Following Tuesday’s meeting of the commission, Carney Smith doubled down on the airport’s commitment to commercial passengers.

“Airports survive on commercial air service. We’ve just got to retrain our communities to come back to PHF and not to our other airports within this area,” Smith said.

She said that will be done with attracting new airlines, a process often done with tax dollars.

Nearly two years ago, the airport was awarded a grant from the U.S. Department of Transportation under the Small Community Air Service Development Program. The way the grant would work is that $847,646 would fund a minimum revenue guarantee and marketing expenses for a new airline to provide new service to Washington Dulles International Airport. Newport News, Hampton, Poquoson, and Williamsburg, as well as York and James City counties would pledge a total of $600,000 in matching funds for the grant.

Thus far no such service has been provided.

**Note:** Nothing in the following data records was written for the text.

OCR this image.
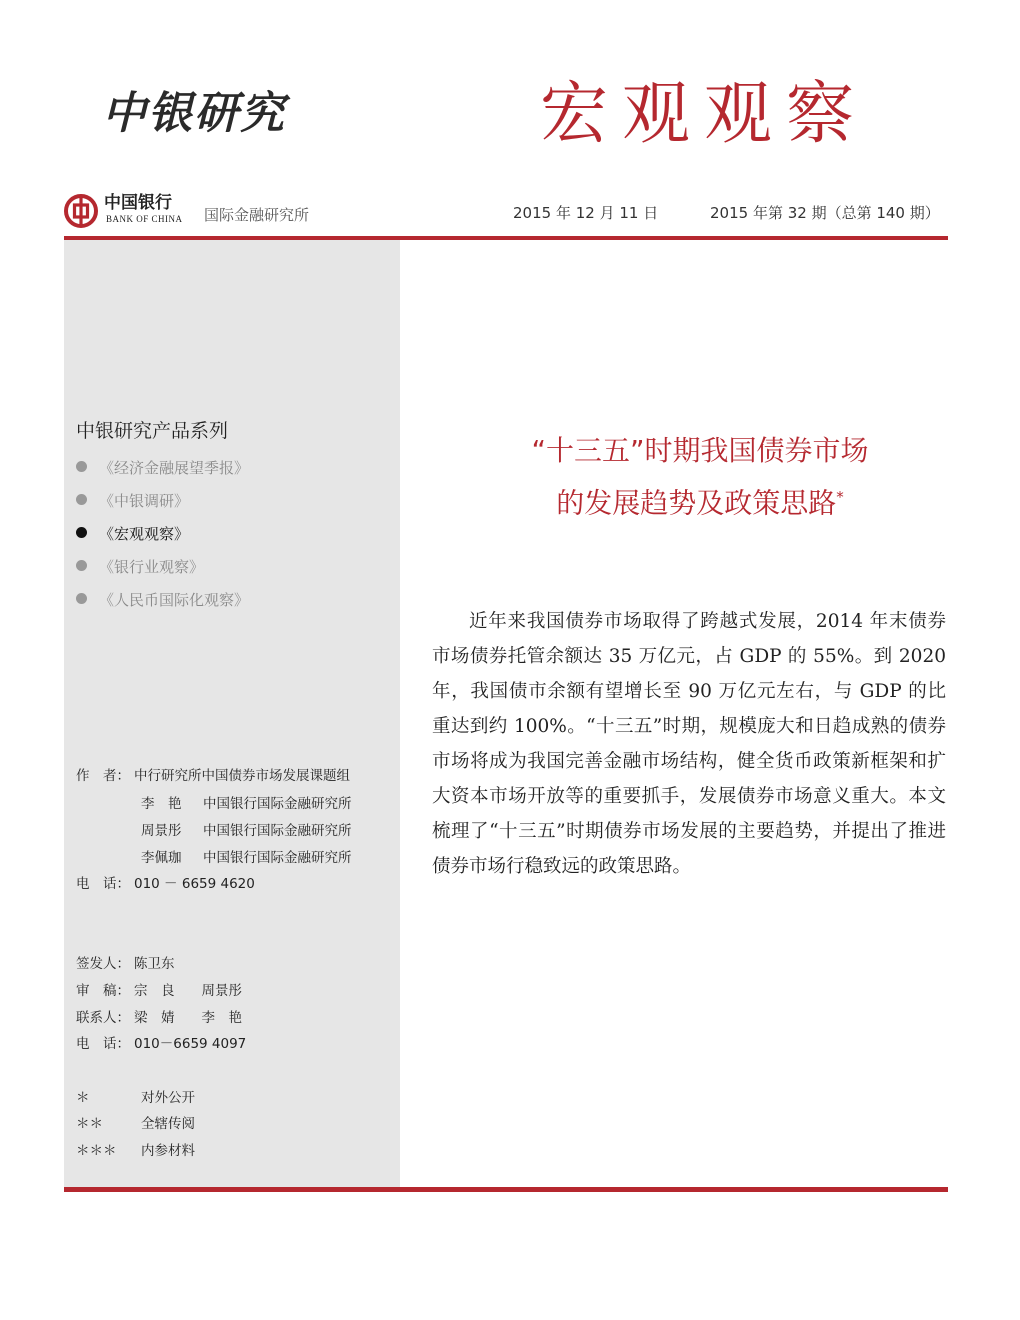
中银研究	宏观观察
中国银行
BANK OF CHINA 国际金融研究所	2015 年 12 月 11 日	2015 年第 32 期（总第 140 期）
中银研究产品系列
《经济金融展望季报》
《中银调研》
《宏观观察》
《银行业观察》
《人民币国际化观察》
作　者： 中行研究所中国债券市场发展课题组
李　艳 中国银行国际金融研究所
周景彤 中国银行国际金融研究所
李佩珈 中国银行国际金融研究所
电　话： 010 － 6659 4620
签发人： 陈卫东
审　稿： 宗　良　　周景彤
联系人： 梁　婧　　李　艳
电　话： 010－6659 4097
＊	对外公开
＊＊	全辖传阅
＊＊＊ 内参材料
“十三五”时期我国债券市场
的发展趋势及政策思路*

近年来我国债券市场取得了跨越式发展，2014 年末债券市场债券托管余额达 35 万亿元，占 GDP 的 55%。到 2020 年，我国债市余额有望增长至 90 万亿元左右，与 GDP 的比重达到约 100%。“十三五”时期，规模庞大和日趋成熟的债券市场将成为我国完善金融市场结构，健全货币政策新框架和扩大资本市场开放等的重要抓手，发展债券市场意义重大。本文梳理了“十三五”时期债券市场发展的主要趋势，并提出了推进债券市场行稳致远的政策思路。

“We are out talking to airlines, we are talking to American about expanding. We are talking to other airlines about coming to PHF. Staying the course is not an option,” Smith said.

Deputy Director John Borden is currently leading the airport and said American Airlines “remains happy” and plans to have three to four flights a day by the summer. There is hope they will restore direct flights to Philadelphia.

“We have a big investment from the business community, and I don’t mean a financial investment, but they’re using our airport or local colleges are using our airport,” Carney Smith said. “So it’s just a matter of turning people’s attention back to us, back to American Airlines and then any future airline that we’re able to get.”